Wednesday, April 29, 2009

Airports

Am Timan does not have an airport. But it does boast a freshly-carved, brick-red landing strip. There is no fence, and the tarmac is not tarmac, but a piste of rough stones and gravel. Fortunately (or unfortunately?) the South African pilots of the small Cessna don’t seem to mind its uneven surface or the stray mangos littering the ground.

We bank in low over the huts made of reed-matting that scatter the outskirts of the town. After the arid desolation of Abeche, the shimmering mango trees seem somehow un-Chadian.

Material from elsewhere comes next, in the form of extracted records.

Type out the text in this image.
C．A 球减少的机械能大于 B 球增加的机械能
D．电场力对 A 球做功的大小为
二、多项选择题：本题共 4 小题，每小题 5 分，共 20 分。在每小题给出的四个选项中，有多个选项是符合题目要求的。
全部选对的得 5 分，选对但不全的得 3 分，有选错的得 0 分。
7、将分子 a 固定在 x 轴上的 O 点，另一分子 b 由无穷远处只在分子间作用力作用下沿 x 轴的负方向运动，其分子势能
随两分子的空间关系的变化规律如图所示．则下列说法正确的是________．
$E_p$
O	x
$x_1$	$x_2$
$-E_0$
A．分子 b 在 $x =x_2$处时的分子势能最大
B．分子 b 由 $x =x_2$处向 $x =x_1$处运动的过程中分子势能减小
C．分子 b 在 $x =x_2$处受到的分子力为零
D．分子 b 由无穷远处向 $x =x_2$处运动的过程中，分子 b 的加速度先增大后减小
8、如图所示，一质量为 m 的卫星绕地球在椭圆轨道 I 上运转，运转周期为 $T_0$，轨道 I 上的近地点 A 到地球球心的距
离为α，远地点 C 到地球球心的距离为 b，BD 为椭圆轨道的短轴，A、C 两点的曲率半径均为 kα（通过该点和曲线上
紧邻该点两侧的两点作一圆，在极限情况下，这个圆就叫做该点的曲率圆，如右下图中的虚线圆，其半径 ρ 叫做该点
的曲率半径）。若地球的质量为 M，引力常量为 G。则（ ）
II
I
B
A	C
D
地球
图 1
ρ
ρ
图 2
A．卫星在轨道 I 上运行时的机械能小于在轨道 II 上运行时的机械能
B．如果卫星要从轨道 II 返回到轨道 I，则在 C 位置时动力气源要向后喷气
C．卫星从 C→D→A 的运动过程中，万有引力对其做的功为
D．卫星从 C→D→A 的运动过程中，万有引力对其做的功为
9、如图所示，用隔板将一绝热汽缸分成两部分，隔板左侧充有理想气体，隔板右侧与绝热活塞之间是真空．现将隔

It looks like the entire village has come out to watch the plane skidding to a bumpy halt. A gang of shoe-less children, wearing Arsenal shirts and oversized trousers hovers nervously beside the single Chadian soldier acting as airport security, check-in clerk and baggage handler. He has a light green scarf wrapped neatly around his head; his fake Ray-Ban sunglasses slipping down his slight nose betray his true age.

Wide-eyed the children lift their hands tentatively to wave at the pilots. Grown men in white and blue boubou robes stand idly by, buying cigarettes from a mobile shop, conspicuously trying not to seem as excited as the children.

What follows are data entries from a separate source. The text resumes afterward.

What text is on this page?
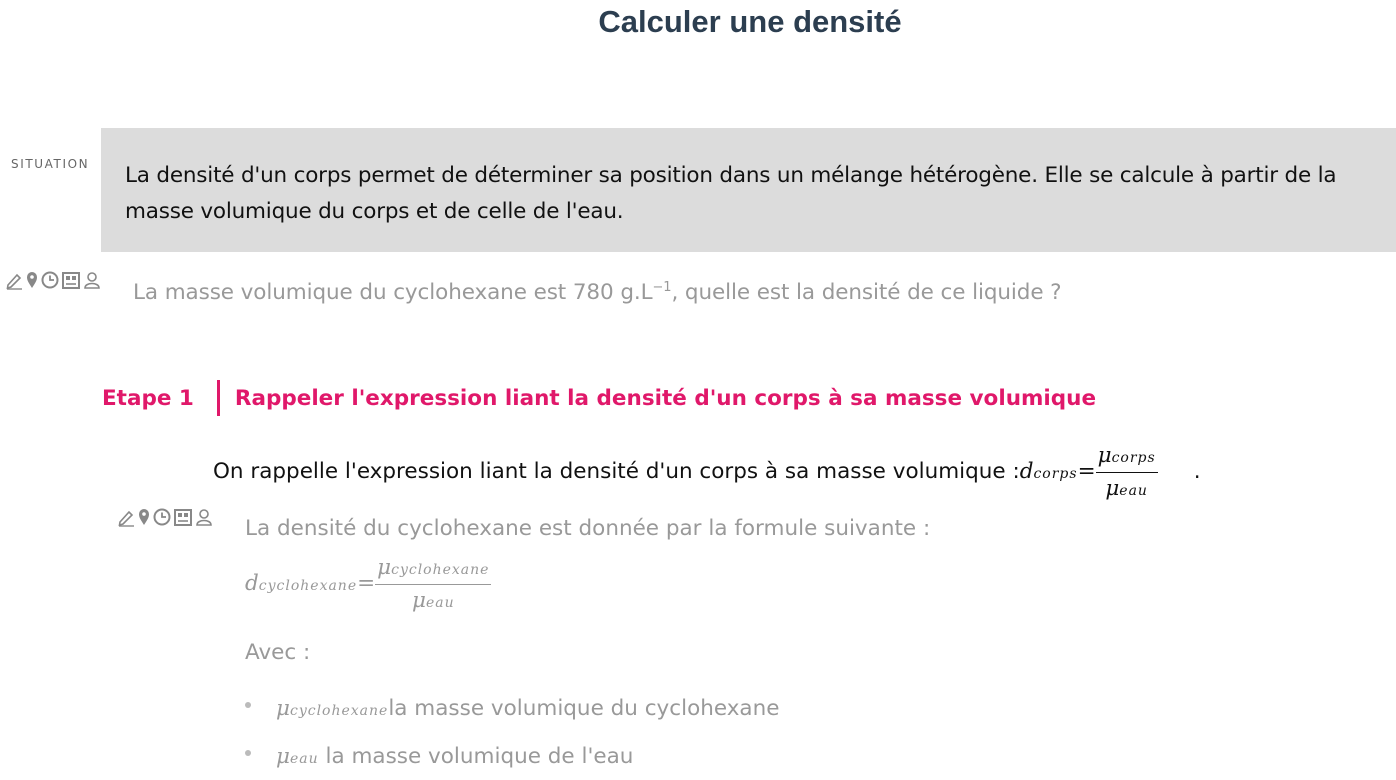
Calculer une densité
SITUATION La densité d'un corps permet de déterminer sa position dans un mélange hétérogène. Elle se calcule à partir de la
masse volumique du corps et de celle de l'eau.
La masse volumique du cyclohexane est 780 $g.L^{-1}$, quelle est la densité de ce liquide ?
Etape 1 Rappeler l'expression liant la densité d'un corps à sa masse volumique
On rappelle l'expression liant la densité d'un corps à sa masse volumique :dcorps= $\frac{\text{μcorps}}{\text{μeau}}$ .
La densité du cyclohexane est donnée par la formule suivante :
dcyclohexane= $\frac{\text{μcyclohexane}}{\text{μeau}}$
Avec :
μcyclohexanela masse volumique du cyclohexane
μeau la masse volumique de l'eau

The teenage soldier is efficient, and within minutes we’re on our way again. I press my face hard against the glass to watch how the assembled horde reacts as the plane speeds up for take-off. Like locusts rampaging through a cornfield, a long tail of Arsenal supporters is chasing us down the runway, screaming and waving frantically, convinced, as all children are, that they can run faster than the plane.

Suddenly my face is jerked away. We’ve had to stop because a child ran, literally, under the wings of the plane. Sitting high up, the pilots saw him just in time. They barely react. We speed up again. The trail of ragged bodies is squealing and giggling in delight.